Censure renforcée, VPN réprimés
L’annonce du potentiel bannissement de WhatsApp ne s’est pas faite seule. Le 22 juillet, un nouveau texte de loi particulièrement sévère est entré en vigueur. Il prévoit des sanctions à l’encontre des internautes qui recherchent ou consultent en ligne des « contenus extrémistes », notamment via l’usage de VPN.
Là encore, la volonté de l’État est claire : fermer les dernières brèches permettant d’accéder à l’internet mondial non filtré. Déjà, Apple a été contraint de retirer certaines applications VPN de son App Store russe. Désormais, même l’acte de chercher une méthode de contournement sur Google ou Yandex pourrait être assimilé à un délit.
Le texte ajoute une précision inquiétante : utiliser un VPN pour accéder à un service désigné comme extrémiste pourrait constituer une circonstance aggravante, renforçant la peine encourue. Si WhatsApp rejoint officiellement cette liste, ses utilisateurs en infraction pourraient donc être poursuivis.
Une stratégie de verrouillage du web
Depuis le début du conflit en Ukraine en 2022, la Russie a considérablement durci son arsenal législatif pour resserrer l’étau sur l’internet libre. Plateformes étrangères bloquées, lois sur la « désinformation », surveillance accrue : Moscou construit pierre par pierre un « Runet » , « internet russe » autosuffisant et sous contrôle.

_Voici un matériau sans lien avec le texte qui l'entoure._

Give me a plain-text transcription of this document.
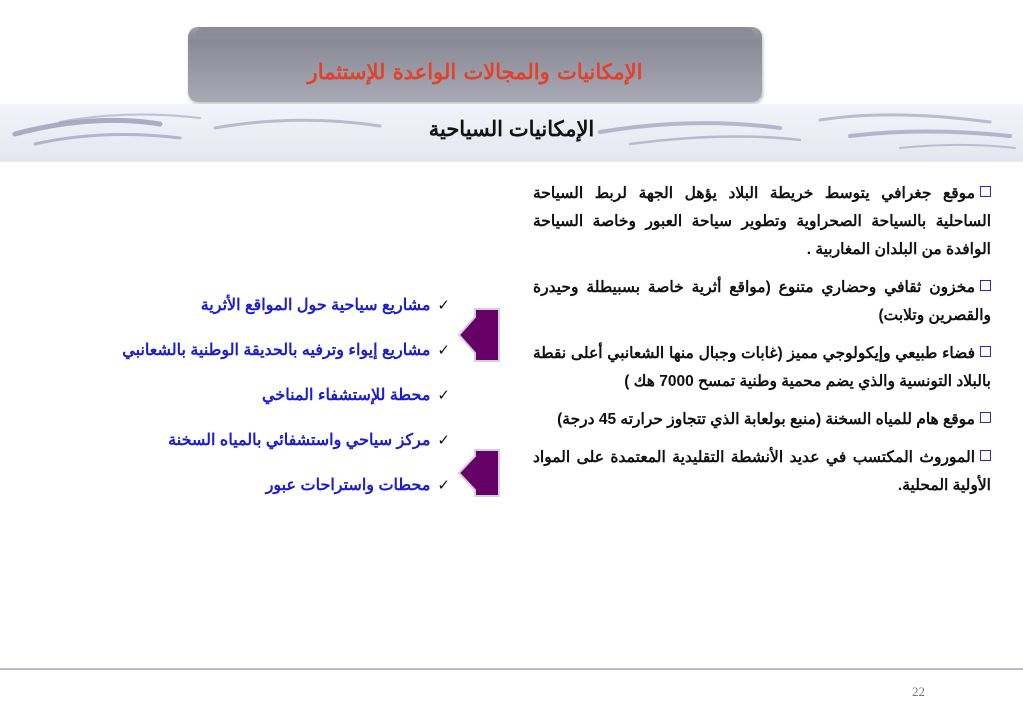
الإمكانيات والمجالات الواعدة للإستثمار
الإمكانيات السياحية

موقع جغرافي يتوسط خريطة البلاد يؤهل الجهة لربط السياحة الساحلية بالسياحة الصحراوية وتطوير سياحة العبور وخاصة السياحة الوافدة من البلدان المغاربية .

مخزون ثقافي وحضاري متنوع (مواقع أثرية خاصة بسبيطلة وحيدرة والقصرين وتلابت)

فضاء طبيعي وإيكولوجي مميز (غابات وجبال منها الشعانبي أعلى نقطة بالبلاد التونسية والذي يضم محمية وطنية تمسح 7000 هك )

موقع هام للمياه السخنة (منبع بولعابة الذي تتجاوز حرارته 45 درجة)

الموروث المكتسب في عديد الأنشطة التقليدية المعتمدة على المواد الأولية المحلية.

✓مشاريع سياحية حول المواقع الأثرية
✓مشاريع إيواء وترفيه بالحديقة الوطنية بالشعانبي
✓محطة للإستشفاء المناخي
✓مركز سياحي واستشفائي بالمياه السخنة
✓محطات واستراحات عبور
22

Avec Max, l’État poursuit une logique de centralisation. L’application n’est pas seulement un outil de communication : elle permet aussi une surveillance à grande échelle, selon plusieurs ONG russes et occidentales. Localisation des utilisateurs, contenus des messages, connexions aux services publics… autant de données sensibles désormais accessibles aux autorités.
Telegram, la grande exception ?
Curieusement, Telegram, pourtant fondée par le Russe Pavel Durov et longtemps critiquée par le pouvoir, reste accessible. Ce paradoxe s’explique en partie par sa popularité et son statut hybride : très utilisé par l’opposition mais aussi… par les institutions russes elles-mêmes, y compris les services de presse du gouvernement.

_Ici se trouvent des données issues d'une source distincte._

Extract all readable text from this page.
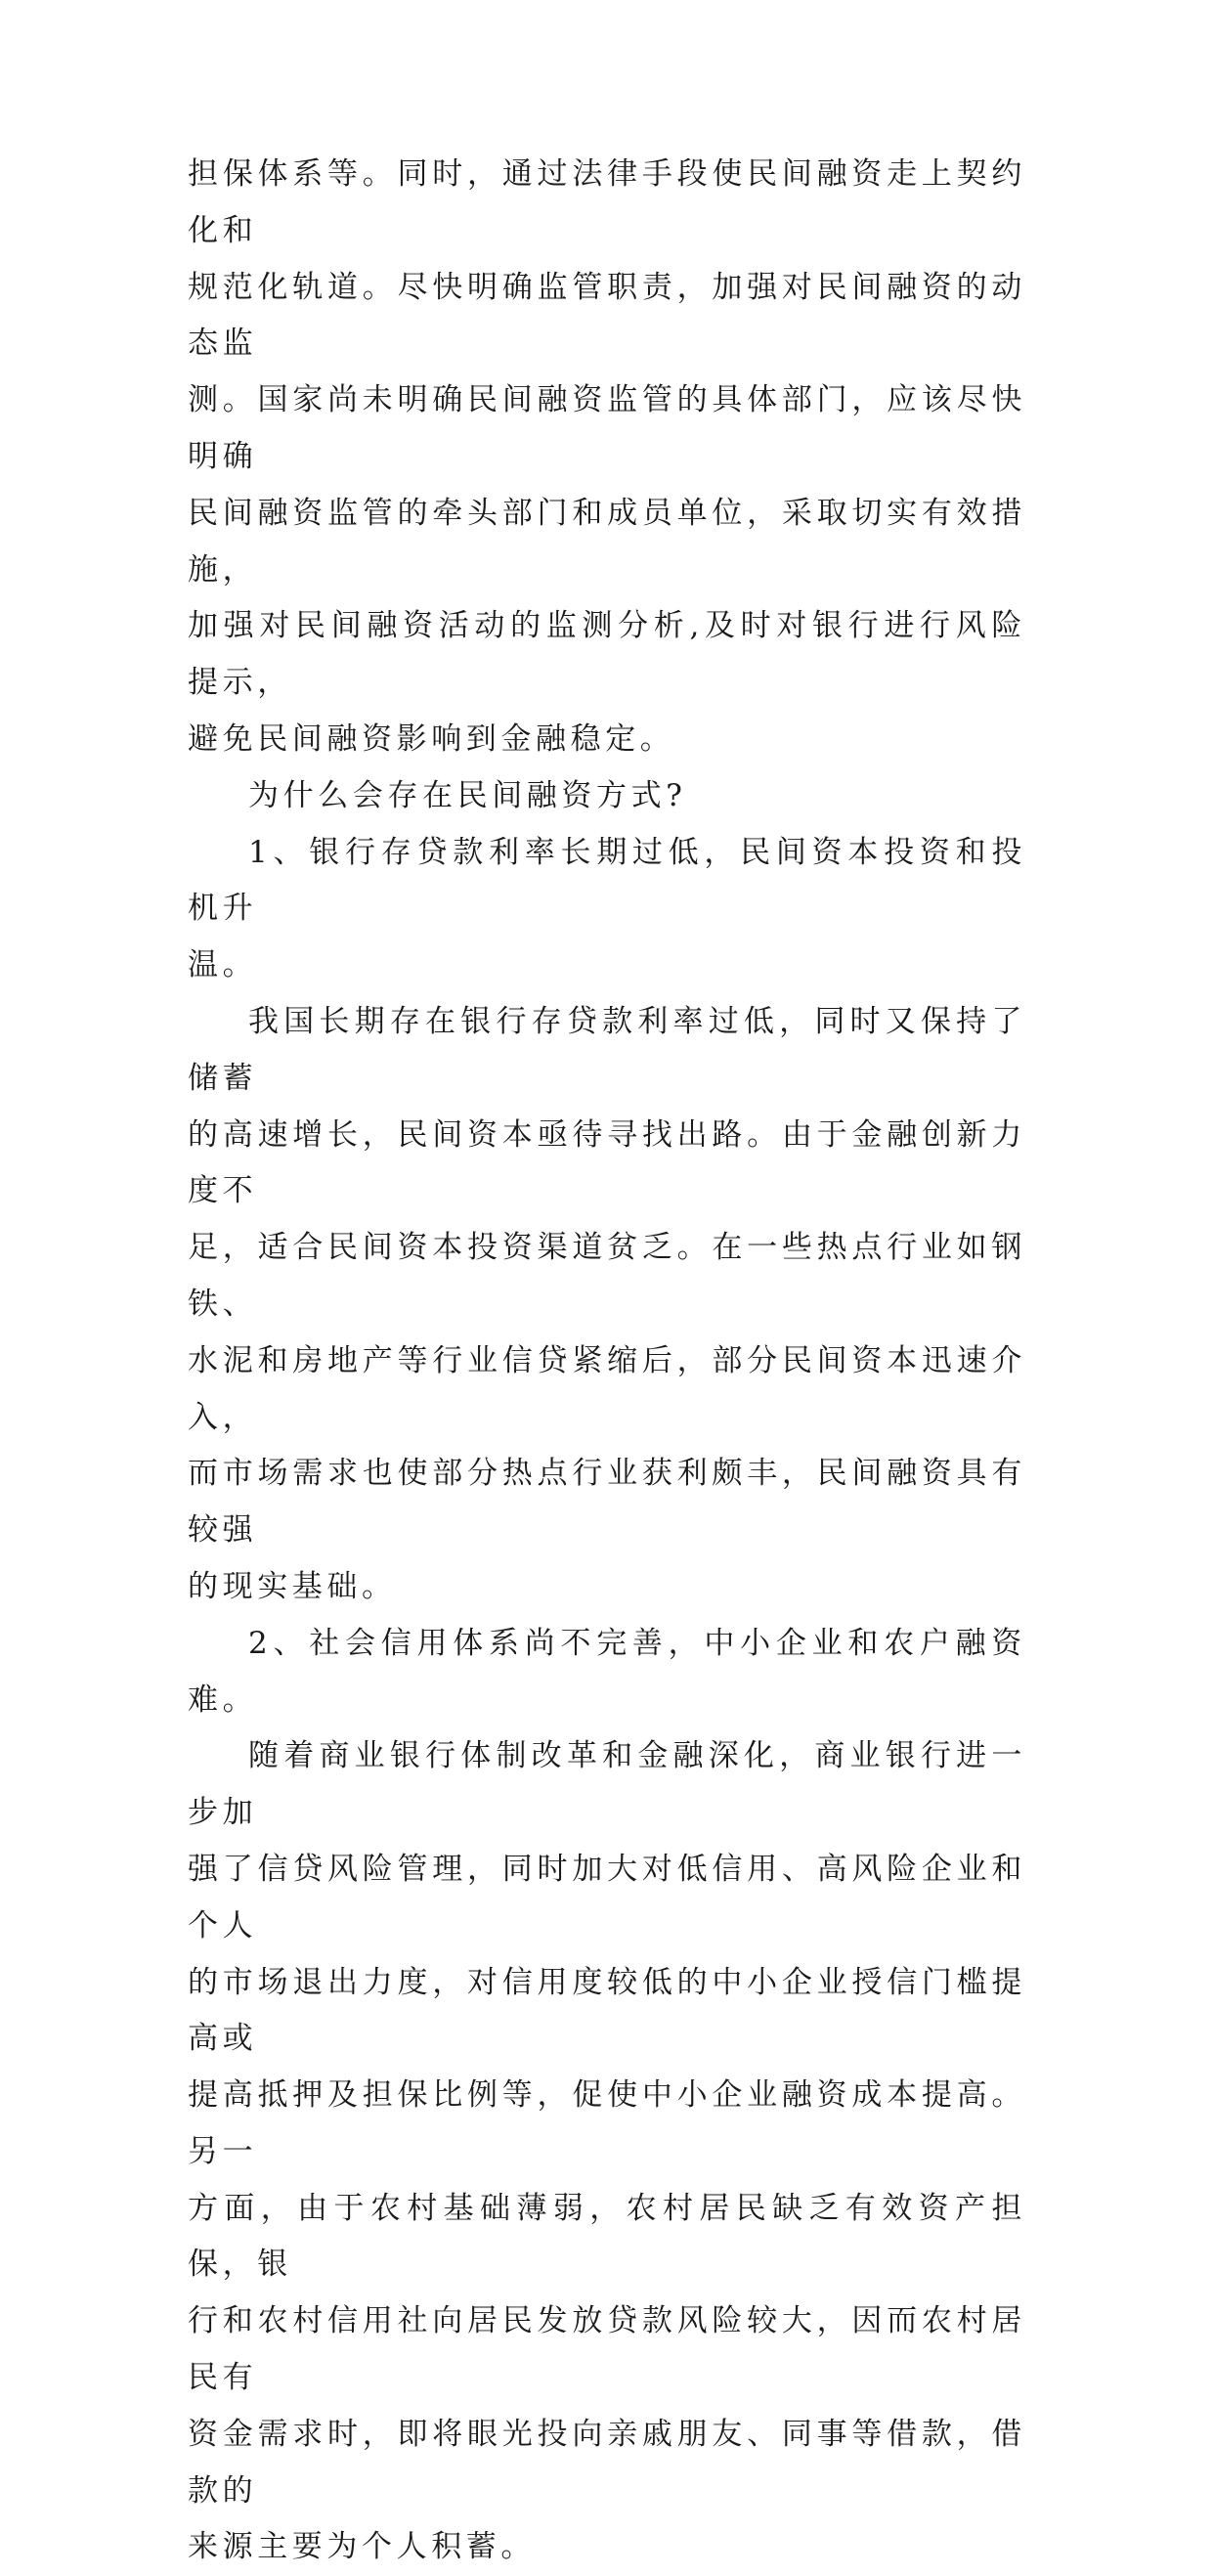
担保体系等。同时，通过法律手段使民间融资走上契约化和
规范化轨道。尽快明确监管职责，加强对民间融资的动态监
测。国家尚未明确民间融资监管的具体部门，应该尽快明确
民间融资监管的牵头部门和成员单位，采取切实有效措施，
加强对民间融资活动的监测分析,及时对银行进行风险提示，
避免民间融资影响到金融稳定。
为什么会存在民间融资方式?
1、银行存贷款利率长期过低，民间资本投资和投机升
温。
我国长期存在银行存贷款利率过低，同时又保持了储蓄
的高速增长，民间资本亟待寻找出路。由于金融创新力度不
足，适合民间资本投资渠道贫乏。在一些热点行业如钢铁、
水泥和房地产等行业信贷紧缩后，部分民间资本迅速介入，
而市场需求也使部分热点行业获利颇丰，民间融资具有较强
的现实基础。
2、社会信用体系尚不完善，中小企业和农户融资难。
随着商业银行体制改革和金融深化，商业银行进一步加
强了信贷风险管理，同时加大对低信用、高风险企业和个人
的市场退出力度，对信用度较低的中小企业授信门槛提高或
提高抵押及担保比例等，促使中小企业融资成本提高。另一
方面，由于农村基础薄弱，农村居民缺乏有效资产担保，银
行和农村信用社向居民发放贷款风险较大，因而农村居民有
资金需求时，即将眼光投向亲戚朋友、同事等借款，借款的
来源主要为个人积蓄。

Là encore, la position de Moscou reste ambivalente : tant que Telegram ne fait pas obstacle au pouvoir, il est toléré. WhatsApp, en revanche, paie le prix de son origine occidentale et de sa gestion par Meta, entreprise perçue comme l’incarnation d’un « internet libéral », honni par le Kremlin.

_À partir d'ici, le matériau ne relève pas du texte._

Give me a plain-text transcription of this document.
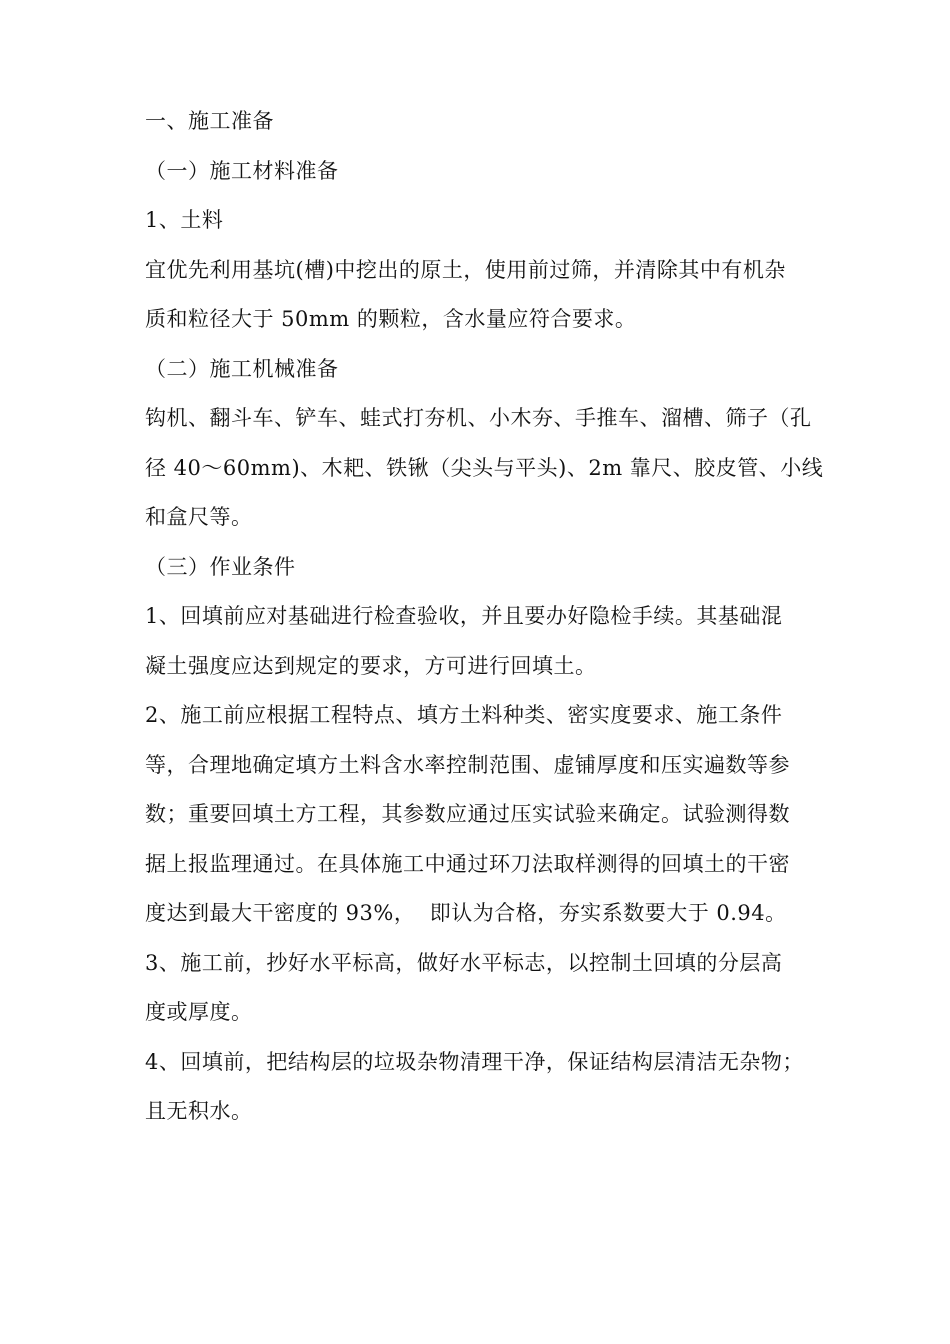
一、施工准备
（一）施工材料准备
1、土料
宜优先利用基坑(槽)中挖出的原土，使用前过筛，并清除其中有机杂
质和粒径大于 50mm 的颗粒，含水量应符合要求。
（二）施工机械准备
钩机、翻斗车、铲车、蛙式打夯机、小木夯、手推车、溜槽、筛子（孔
径 40～60mm)、木耙、铁锹（尖头与平头)、2m 靠尺、胶皮管、小线
和盒尺等。
（三）作业条件
1、回填前应对基础进行检查验收，并且要办好隐检手续。其基础混
凝土强度应达到规定的要求，方可进行回填土。
2、施工前应根据工程特点、填方土料种类、密实度要求、施工条件
等，合理地确定填方土料含水率控制范围、虚铺厚度和压实遍数等参
数；重要回填土方工程，其参数应通过压实试验来确定。试验测得数
据上报监理通过。在具体施工中通过环刀法取样测得的回填土的干密
度达到最大干密度的 93%，  即认为合格，夯实系数要大于 0.94。
3、施工前，抄好水平标高，做好水平标志，以控制土回填的分层高
度或厚度。
4、回填前，把结构层的垃圾杂物清理干净，保证结构层清洁无杂物；
且无积水。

Quels scénarios possibles ?
À l’heure actuelle, aucune date précise n’a été annoncée pour l’interdiction de WhatsApp. Toutefois, plusieurs signaux laissent penser que le bannissement pourrait intervenir d’ici la fin de l’été, juste avant l’installation massive de Max sur tous les nouveaux appareils électroniques russes.
Dans les faits, les autorités pourraient agir comme pour Instagram ou Facebook : en ordonnant aux opérateurs de bloquer les serveurs de l’application, rendant son accès impossible sans VPN. Une opération qui, dans le contexte actuel de répression numérique, serait difficile à contourner pour l’utilisateur moyen.
Un choix imposé
Derrière cette affaire se joue le basculement d’un pays tout entier vers un écosystème numérique contrôlé. À l’heure où de nombreux États cherchent à réguler davantage le numérique, la Russie, elle, trace une ligne plus radicale : celle de la coupure.
Pour les millions d’utilisateurs de WhatsApp en Russie, le message est limpide : changez d’outil ou faites face aux conséquences. Et pour le reste du monde, l’avertissement est tout aussi clair : la fracture numérique ne cesse de s’élargir.